In April, there were 1,800 single-family homes on the market in Indian River County, down from 2,782 a year earlier, according to the latest market report from the local Realtors Association. Condo inventory saw a similar dip, dropping from 1,160 in April 2011 to 759.

“This time last year, if I took someone out to look at a condo, there were 19 or 20 different options. Now there are 10 or 12 to choose from,” says Grier McFarland, a Realtor with Dale Sorensen Real Estate Inc. “It seems to me there were about 80 oceanfront homes for sale this time last year. Now it is more like 40.

“For the first time since I have been in real estate, I find myself looking at the new listing ‘hot sheet’ every day to see what is available. If something has come on the market that might suit one of my clients, I want to get there before anybody else does.”

Bob McNally, president of Palm Coast Development, says his company has sold four homes in the past 45 days in River Club, where he is the exclusive builder.

“We sold our furnished model, which we have leased back, plus three homes that will be built on newly purchased lots,” said McNally. “All of a sudden, there is a little bit of smile on my face.”

Mike Lafferty, owner of the Lafferty Group and president elect of the Realtors Association, says the “supply of single-family homes went down from 16.6 months to 7.8 months.  Condo inventory is down from 21 months to 12 months.”

The months’ supply figure indicates how long it would take to sell the current inventory of homes at the present rate if no new houses or condos came on the market.
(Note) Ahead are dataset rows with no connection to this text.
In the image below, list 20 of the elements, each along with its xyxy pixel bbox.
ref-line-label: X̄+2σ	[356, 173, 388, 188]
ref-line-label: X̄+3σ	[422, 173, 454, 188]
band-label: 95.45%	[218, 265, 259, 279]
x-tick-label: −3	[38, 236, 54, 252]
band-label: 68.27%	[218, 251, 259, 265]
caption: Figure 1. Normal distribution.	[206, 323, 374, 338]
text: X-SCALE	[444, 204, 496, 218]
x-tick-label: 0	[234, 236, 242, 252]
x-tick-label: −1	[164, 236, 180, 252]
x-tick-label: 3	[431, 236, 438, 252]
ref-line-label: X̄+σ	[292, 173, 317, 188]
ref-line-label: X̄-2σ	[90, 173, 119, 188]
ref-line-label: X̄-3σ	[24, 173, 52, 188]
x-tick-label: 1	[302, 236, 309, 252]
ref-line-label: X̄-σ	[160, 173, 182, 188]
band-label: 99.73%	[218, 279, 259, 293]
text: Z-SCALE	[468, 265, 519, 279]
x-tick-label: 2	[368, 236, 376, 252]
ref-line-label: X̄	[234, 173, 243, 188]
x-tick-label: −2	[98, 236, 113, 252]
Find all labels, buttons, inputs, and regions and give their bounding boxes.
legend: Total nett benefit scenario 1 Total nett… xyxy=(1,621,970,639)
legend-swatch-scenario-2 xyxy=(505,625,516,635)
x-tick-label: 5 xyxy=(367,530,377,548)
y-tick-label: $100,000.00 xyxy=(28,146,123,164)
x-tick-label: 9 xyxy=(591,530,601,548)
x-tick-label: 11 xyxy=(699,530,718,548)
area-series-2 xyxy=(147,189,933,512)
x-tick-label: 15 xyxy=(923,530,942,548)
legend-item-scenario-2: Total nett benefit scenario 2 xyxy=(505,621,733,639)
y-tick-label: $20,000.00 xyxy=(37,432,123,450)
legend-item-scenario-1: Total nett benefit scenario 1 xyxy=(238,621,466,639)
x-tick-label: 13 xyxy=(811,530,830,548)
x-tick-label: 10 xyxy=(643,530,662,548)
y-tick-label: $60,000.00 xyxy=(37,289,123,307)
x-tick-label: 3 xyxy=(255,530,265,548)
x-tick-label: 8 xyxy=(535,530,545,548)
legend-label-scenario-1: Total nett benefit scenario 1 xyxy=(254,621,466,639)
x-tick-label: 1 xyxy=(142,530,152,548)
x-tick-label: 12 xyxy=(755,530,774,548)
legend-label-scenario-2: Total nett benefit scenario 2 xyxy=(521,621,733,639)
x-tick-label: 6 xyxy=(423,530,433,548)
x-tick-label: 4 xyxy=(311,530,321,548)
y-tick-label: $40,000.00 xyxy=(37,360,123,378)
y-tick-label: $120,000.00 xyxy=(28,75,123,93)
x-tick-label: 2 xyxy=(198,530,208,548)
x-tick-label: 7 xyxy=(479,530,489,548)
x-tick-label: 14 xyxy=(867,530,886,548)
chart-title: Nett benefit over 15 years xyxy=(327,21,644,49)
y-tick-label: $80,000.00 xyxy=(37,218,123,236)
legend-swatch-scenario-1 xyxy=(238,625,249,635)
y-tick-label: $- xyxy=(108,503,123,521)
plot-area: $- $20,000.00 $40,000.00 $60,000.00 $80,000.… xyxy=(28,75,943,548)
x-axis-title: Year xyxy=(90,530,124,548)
Fewer homes on the market tends to mean quicker sales and higher prices as buyers compete for a diminishing supply.

“Time on the market is shorter,” McFarland says.

The local trend mirrors what is happening statewide, and in most parts of the country.

According to Florida Realtors there were 106,000 single-family homes for sale in the state in April, down from 162,000 in April 2011, a 34-percent decline. The supply plunged from 10.2 months of inventory to 5.8 months, a 43-percent drop.

There were 55,000 condos and townhomes on the market in April, down 38 percent from 90,000 a year earlier. The supply of condos fell by almost half, from 10.2 months to 5.7 months.

What is happening in the state is part of a nationwide phenomenon. Despite lingering problem areas, the U.S. housing industry is showing strong signs of recovery.

Americans bought 400,000 more previously-owned homes in April than they did a year earlier, according to the National Association of Realtors, purchasing 4.6 million houses and condominiums.

In another sign the U.S. housing market is gaining traction, a report from the Federal Housing Finance Agency showed home prices rose 2.7 percent in the 12 months through March, the biggest year-over-year gain since November 2006. Values increased in every region.

Builder confidence rose to a five-year high in May, with the National Association of Homebuilders/Well Fargo sentiment gauge rising to 29. The measure had been as low as 14 in September. A measure of sales expectations for the next six months rose to 34 from a revised 31, and the gauge of buyer traffic increased to 23, the highest since April 2007, homebuilders reported.

 “It appears that the housing market has moved into a new and stronger phase of recovery,” Douglas Yearley, chief executive officer of Toll Brothers, the largest U.S. luxury-home builder, said in a statement.

“The spring selling season has been the most robust and sustained since the downturn began.”

Builders broke ground on more homes than anticipated in April, a Commerce Department report showed. Housing starts rose 2.6 percent to a 717,000 annual rate.

The last time residential construction contributed to economic growth was in 2005, when it accounted for 0.4 percentage point of the 3.1 percent increase in gross domestic product. From 2006 through 2009, the homebuilding slump subtracted 0.8 percent point from growth on average. The declines diminished over the past two years.

Lower borrowing costs are helping underpin demand. The average cost of a 30-year, fixed-rate mortgage fell to 3.79 percent last week, an all-time low, according to a Freddie Mac survey of lenders.   

Bloomberg News Service contributed to this report.